In music, as in law, David Rodriguez tries to fit things together

Forgiveness spreads its net wider than the highly political Avatars, Angels and Ashes and The True Cross. Like all of Rodriguez' recorded work, Forgiveness lacks the production quality the material deserves, but there's a compensating raw immediacy that would likely be lost if a pro ever tried to make this fly in Nashville.

Not that Nashville is ready to mass-market this style of confrontation; in their pointedness, Rodriguez' songs have more in common with what they used to call protest songs than with the personal relationship-obsessed, rainbow-loving contemporary folk crop. Partly because of that pointedness, partly because of the lone-man-and-his-guitar performance and partly because of his "minority" status -- which must, in the public eye, signal grievance -- it's tempting to label Rodriguez a modern day protest singer and leave it at that.

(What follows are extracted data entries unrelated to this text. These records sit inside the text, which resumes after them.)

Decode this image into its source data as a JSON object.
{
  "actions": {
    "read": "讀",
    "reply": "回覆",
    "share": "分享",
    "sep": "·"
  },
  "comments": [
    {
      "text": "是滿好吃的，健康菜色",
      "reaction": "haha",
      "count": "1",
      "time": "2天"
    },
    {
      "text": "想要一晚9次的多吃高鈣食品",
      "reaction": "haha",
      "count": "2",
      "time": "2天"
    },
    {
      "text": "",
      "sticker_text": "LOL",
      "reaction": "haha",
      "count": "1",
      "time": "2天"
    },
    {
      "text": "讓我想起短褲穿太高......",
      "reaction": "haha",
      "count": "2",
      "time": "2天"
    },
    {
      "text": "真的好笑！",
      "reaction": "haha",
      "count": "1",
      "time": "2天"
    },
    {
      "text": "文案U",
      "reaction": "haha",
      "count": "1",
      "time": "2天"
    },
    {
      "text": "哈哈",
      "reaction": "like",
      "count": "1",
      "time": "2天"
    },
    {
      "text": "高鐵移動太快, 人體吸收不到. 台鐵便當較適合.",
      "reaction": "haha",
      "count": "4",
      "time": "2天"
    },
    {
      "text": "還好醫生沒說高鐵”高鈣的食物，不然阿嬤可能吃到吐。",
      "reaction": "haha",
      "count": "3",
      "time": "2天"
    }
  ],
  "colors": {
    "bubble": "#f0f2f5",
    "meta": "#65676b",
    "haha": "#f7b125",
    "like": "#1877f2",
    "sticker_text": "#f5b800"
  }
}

"No," Rodriguez protests, "not really. It's a question of language and what people are accustomed to. The whole idea that it's a protest to argue in a song, or to posit in a song, that something right ought to be done.... This is characterized as a protest, it's already got a negative thing around it. They could call it prayer music, or pleading music, or beautiful music or hopeful music, but they call it protest music to put the burden on the person singing to justify something that's self-justifying -- that those that have the least deserve something."